The Russian federal government has taken action on the matter, calling on the Federal Antitrust Service to speed up the deadlines for the consideration of resources from the different regions of the federation.

3/2/2021

Sowing in the Russian Far East.

On the eve of the spring sowing campaign, the availability of mineral fertilizers for agricultural producers is one of the priorities of Russian agriculture. Expanding the scope of its application, in particular, will help improve the condition of winter crops that suffered from unfavorable weather conditions last year and, in general, will have a significant impact on the formation of this year's crop.

As noted by the First Deputy Minister of Agriculture of Russia Dzhambulat Khatuov, at present the situation with the rising prices of mineral fertilizers is being resolved at all levels of government, including by the Government of the Russian Federation and the State Duma (Russian legislature). All appeals from regions and industrial unions on this issue are sent by the Ministry of Agriculture for consideration to the Federal Antitrust Service and the Ministry of Industry and Commerce of Russia. Thanks to the joint work of the Ministry with the concerned departments and the Russian Association of Fertilizer Producers, the situation has already stabilized in the regions of the Central and Southern Federal Districts, although the problem of rising prices is still relevant. in the Northwest and Far Eastern Federal Districts. In this sense, the Ministry of Agriculture called on the representatives of the Federal Antitrust Service to speed up the terms of consideration of the resources of the regions.

So far, farmers have accumulated 1.4 million tons of mineral fertilizers, which is 245,000 tons more than on the same date last year. This volume is 45% of the total demand for 2021.

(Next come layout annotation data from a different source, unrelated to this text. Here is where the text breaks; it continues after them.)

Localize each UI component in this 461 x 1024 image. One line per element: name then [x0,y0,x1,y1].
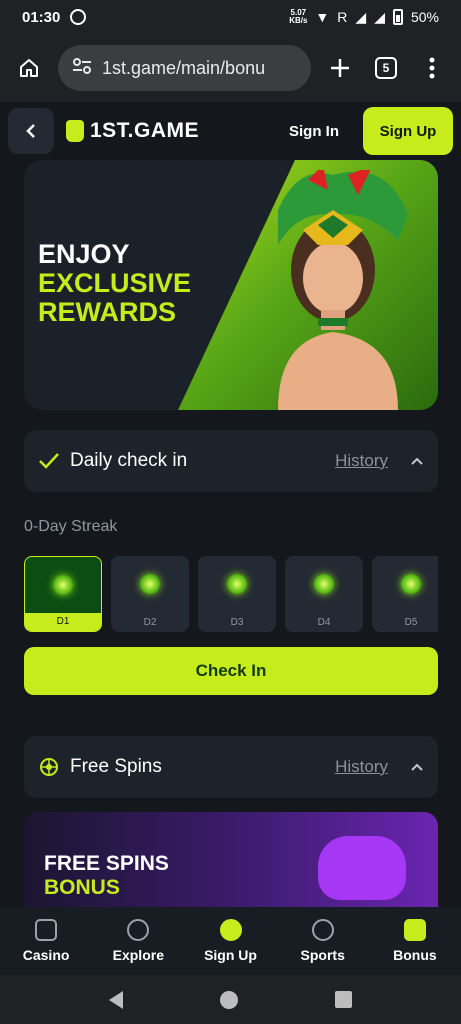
day-label: D5 [404,617,418,628]
gem-icon [401,574,421,594]
free-spins-banner[interactable]: FREE SPINS BONUS [24,812,438,912]
address-bar[interactable]: 1st.game/main/bonu [58,45,311,91]
tab-count: 5 [375,57,397,79]
new-tab-icon[interactable] [323,51,357,85]
whatsapp-icon [70,9,87,25]
battery-percent: 50% [410,9,439,25]
check-icon [39,453,59,469]
system-home-icon[interactable] [219,990,238,1009]
daily-history-link[interactable]: History [335,451,388,471]
add-user-icon [219,919,242,941]
basketball-icon [311,919,334,941]
free-spins-header[interactable]: Free Spins History [24,736,438,798]
home-icon[interactable] [12,51,46,85]
system-navigation [0,975,461,1024]
gamepad-icon [318,836,406,900]
day-label: D2 [143,617,157,628]
sign-up-button[interactable]: Sign Up [363,107,453,155]
site-settings-icon[interactable] [72,57,92,80]
gem-icon [227,574,247,594]
daily-checkin-title: Daily check in [70,450,188,471]
browser-toolbar: 1st.game/main/bonu 5 [0,34,461,102]
day-item-5[interactable]: D5 [372,556,438,632]
chevron-left-icon [26,124,35,138]
battery-icon [392,9,403,25]
wheel-icon [40,758,58,776]
network-speed: 5.07 KB/s [289,8,308,25]
check-in-button[interactable]: Check In [24,647,438,695]
signal-icon-2: ◢ [374,8,385,25]
nav-explore[interactable]: Explore [92,907,184,975]
system-back-icon[interactable] [108,990,123,1009]
system-recents-icon[interactable] [335,991,353,1008]
logo-hand-icon [66,120,84,142]
day-label: D1 [25,613,101,631]
back-button[interactable] [8,108,54,154]
gem-icon [53,575,73,595]
site-logo[interactable]: 1ST.GAME [66,119,199,143]
day-label: D3 [230,617,244,628]
cards-icon [35,919,58,941]
chevron-up-icon[interactable] [410,456,424,466]
day-item-4[interactable]: D4 [285,556,363,632]
day-item-1[interactable]: D1 [24,556,102,632]
explore-icon [127,919,150,941]
gift-icon [403,919,426,941]
rewards-banner[interactable]: ENJOY EXCLUSIVE REWARDS [24,160,438,410]
nav-sports[interactable]: Sports [277,907,369,975]
site-header: 1ST.GAME Sign In Sign Up [0,102,461,160]
day-item-2[interactable]: D2 [111,556,189,632]
free-spins-title: Free Spins [70,756,162,777]
chevron-up-icon[interactable] [410,762,424,772]
bottom-navigation: Casino Explore Sign Up Sports Bonus [0,907,461,975]
tab-switcher-button[interactable]: 5 [369,51,403,85]
sign-in-link[interactable]: Sign In [289,123,339,140]
status-time: 01:30 [22,8,61,26]
roaming-indicator: R [337,9,348,25]
signal-icon: ◢ [355,8,367,25]
free-spins-banner-title: FREE SPINS BONUS [44,852,169,899]
wifi-icon: ▼ [315,9,330,25]
character-illustration [278,170,408,410]
status-bar: 01:30 5.07 KB/s ▼ R ◢ ◢ 50% [0,0,461,34]
nav-sign-up[interactable]: Sign Up [184,907,276,975]
day-label: D4 [317,617,331,628]
banner-title: ENJOY EXCLUSIVE REWARDS [38,239,192,327]
url-text: 1st.game/main/bonu [102,57,266,78]
gem-icon [314,574,334,594]
more-menu-icon[interactable] [415,51,449,85]
spins-history-link[interactable]: History [335,757,388,777]
nav-bonus[interactable]: Bonus [369,907,461,975]
day-item-3[interactable]: D3 [198,556,276,632]
streak-label: 0-Day Streak [24,518,118,535]
day-list: D1 D2 D3 D4 D5 [24,556,438,634]
daily-checkin-header[interactable]: Daily check in History [24,430,438,492]
nav-casino[interactable]: Casino [0,907,92,975]
gem-icon [140,574,160,594]
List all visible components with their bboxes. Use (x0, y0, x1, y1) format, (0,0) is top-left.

In addition, the meeting participants discussed the work on putting unused arable land into circulation. As of January 1, 2021, its area in Russia was 19.4 million hectares. Last year 1.11 million hectares were put into circulation, 0.04 million hectares more than in 2019. The regions of Volgograd, Novosibirsk, Orenburg, Saratov and Penza are among the leaders in terms of the volume of this activity. The largest availability of arable land occurred in the Omsk, Yaroslavl and Nizhny Novgorod regions, as well as in the republics of Bashkortostan and Kalmykia. Overall, by 2025, about 5.3 million hectares are expected to enter circulation. The expected yield increase due to the release of unused arable land will amount to 6.9 million tonnes for cereals and 1.4 million tonnes for oilseeds.